(no subject)

Sep 10, 2007 23:31

I've been dreaming of my mother again. It is because in the last two weeks I have been forgetting to take my [mood enhancers]. At least, I think that is why. When I was initially placed on [plan f: medicate], the dreams went away entirely. Which was strangely distressing, and also somewhat relieving. Soon it will be the 13th of September. On the 13th of September it will be exactly two years. It is odd really, how long that seems, and how little time it feels. There are things happening in my life, that I really want to talk to my mother about, and I can't. I know that nobody else will have quite the same perspective, or be quite as understanding, or quite as open to listen to anything I have to say. It doesn't seem to hurt quite so much, but there's still a yearning for contact, and for conversation, and interaction. My life is less [much less] without the that view point, and without that particular relationship in it. It may be that nobody will understand, and perhaps my relationship with my mother was not quite as normal. My stepfather always used to say, we were too close.

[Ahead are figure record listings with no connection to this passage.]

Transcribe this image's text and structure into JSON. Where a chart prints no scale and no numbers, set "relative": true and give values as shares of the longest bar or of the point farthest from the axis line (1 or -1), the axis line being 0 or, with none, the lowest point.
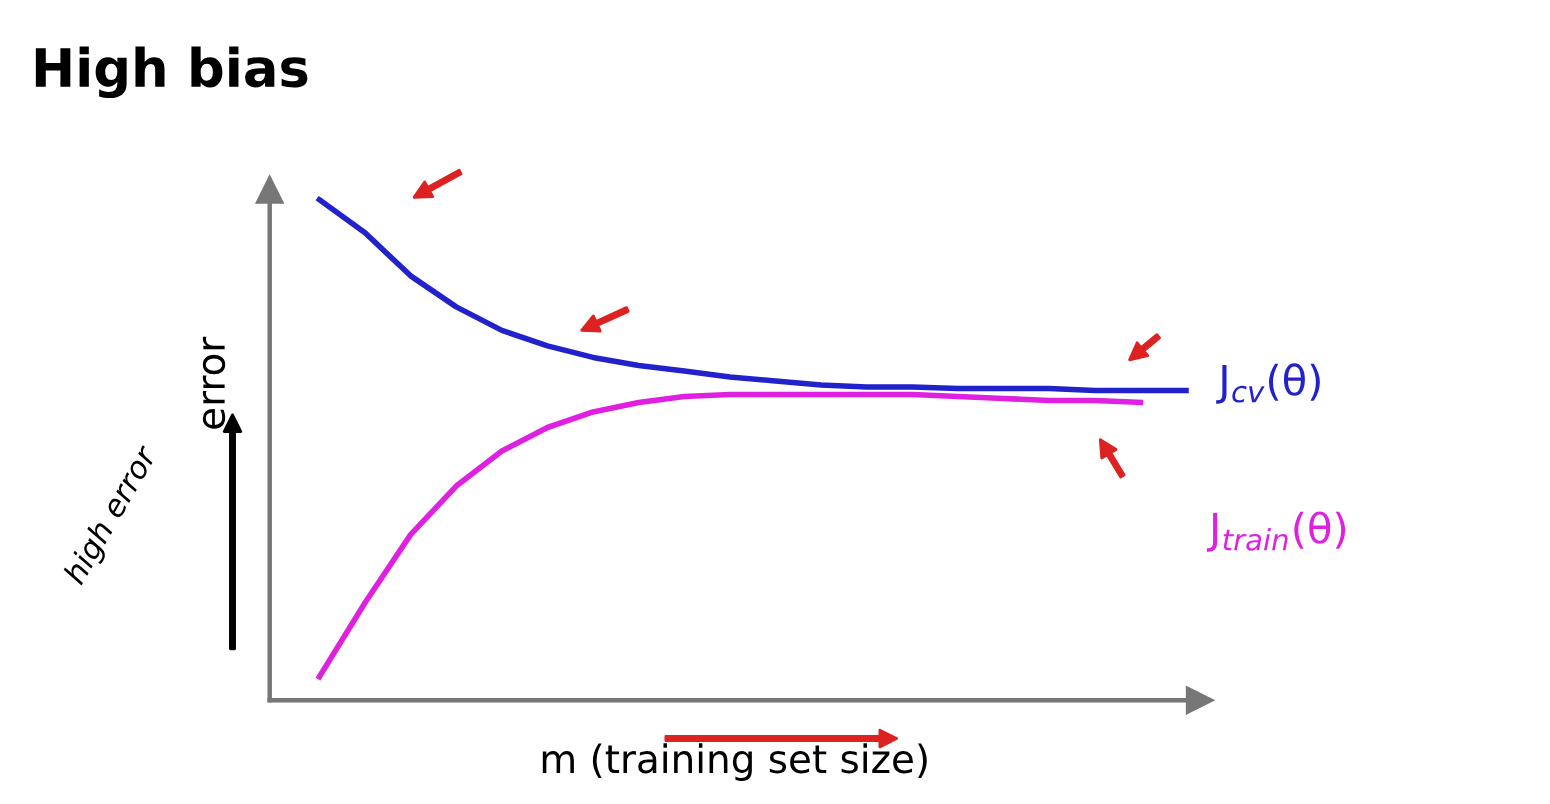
{
  "chart_data": {
    "type": "line",
    "title": "High bias",
    "ylabel": "error",
    "xlabel": "m (training set size)",
    "relative": true,
    "categories": [
      null,
      null,
      null,
      null,
      null,
      null,
      null,
      null,
      null,
      null,
      null,
      null,
      null,
      null,
      null,
      null,
      null,
      null,
      null,
      null
    ],
    "series": [
      {
        "name": "J$_{cv}$(θ)",
        "color": "#2222cc",
        "values": [
          1.0,
          0.934,
          0.848,
          0.786,
          0.739,
          0.708,
          0.685,
          0.669,
          0.658,
          0.646,
          0.638,
          0.63,
          0.626,
          0.626,
          0.623,
          0.623,
          0.623,
          0.619,
          0.619,
          0.619
        ]
      },
      {
        "name": "J$_{train}$(θ)",
        "color": "#e020e0",
        "values": [
          0.047,
          0.195,
          0.331,
          0.428,
          0.498,
          0.545,
          0.576,
          0.595,
          0.607,
          0.611,
          0.611,
          0.611,
          0.611,
          0.611,
          0.607,
          0.603,
          0.599,
          0.599,
          0.595,
          null
        ]
      }
    ],
    "annotations": [
      "high error"
    ],
    "grid": false,
    "legend": false,
    "marker": "none",
    "line_style": "solid"
  }
}
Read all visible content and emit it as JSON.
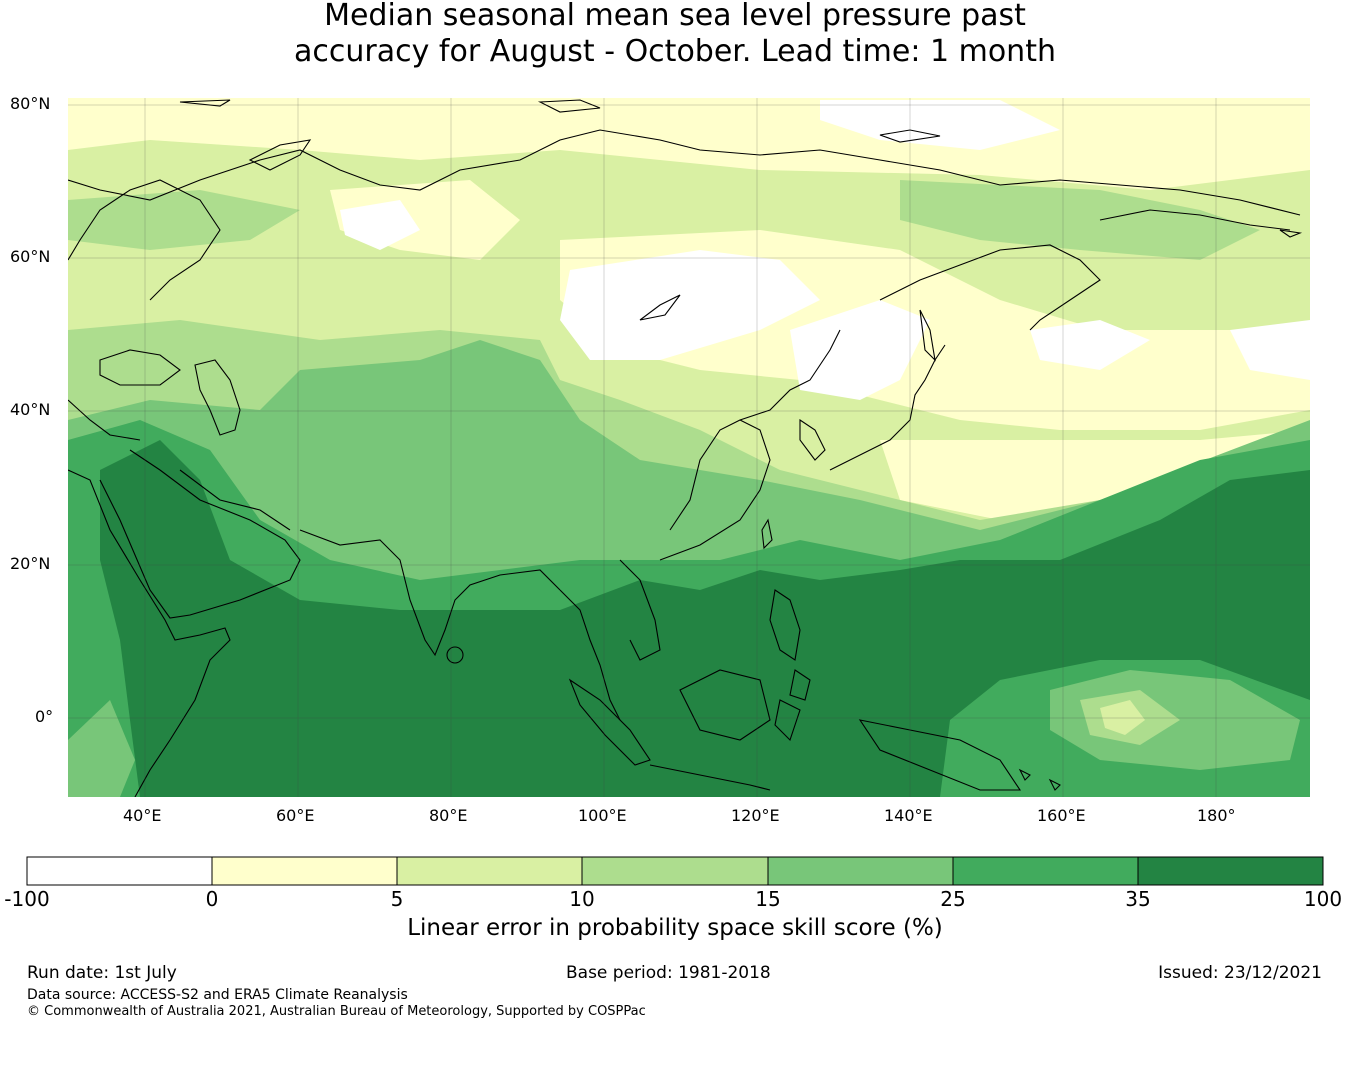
{
  "title": {
    "line1": "Median seasonal mean sea level pressure past",
    "line2": "accuracy for August - October. Lead time: 1 month"
  },
  "map": {
    "lat_labels": [
      "80°N",
      "60°N",
      "40°N",
      "20°N",
      "0°"
    ],
    "lon_labels": [
      "40°E",
      "60°E",
      "80°E",
      "100°E",
      "120°E",
      "140°E",
      "160°E",
      "180°"
    ]
  },
  "colorbar": {
    "title": "Linear error in probability space skill score (%)",
    "ticks": [
      "-100",
      "0",
      "5",
      "10",
      "15",
      "25",
      "35",
      "100"
    ],
    "colors": [
      "#ffffff",
      "#ffffcc",
      "#d9f0a3",
      "#addd8e",
      "#78c679",
      "#41ab5d",
      "#238443"
    ]
  },
  "footer": {
    "run_date": "Run date: 1st July",
    "base_period": "Base period: 1981-2018",
    "issued": "Issued: 23/12/2021",
    "data_source": "Data source: ACCESS-S2 and ERA5 Climate Reanalysis",
    "copyright": "© Commonwealth of Australia 2021, Australian Bureau of Meteorology, Supported by COSPPac"
  }
}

I dreamt I was driving my mother to work, at the hospital. We were driving in my little red car. We were talking and chatting. When we got to the hospital the plan was that I was going to wait for my mum until she finished her shift. I had a book with me, but I was so tired I thought it was likely that I would fall asleep. I was scared I would be too tired to wake up to answer my phone when my mum would call to let me know she was ready to go home. So I said if I fell asleep I would do so in the waiting room, and she could find me there. I promised that I wouldn't fall asleep anywhere else, because I was scared my mum wouldn't be able to find me, and I wouldn't wake up when she tried to call me to find out where I was.

In the other dream my mum and I went to visit the hospital. We were picking some things up from there. I wanted to go to the maternity section first. And I would meet my mum back at [memory needed] where the tombstones are.

Red knit arm warmers, and I feel unwell.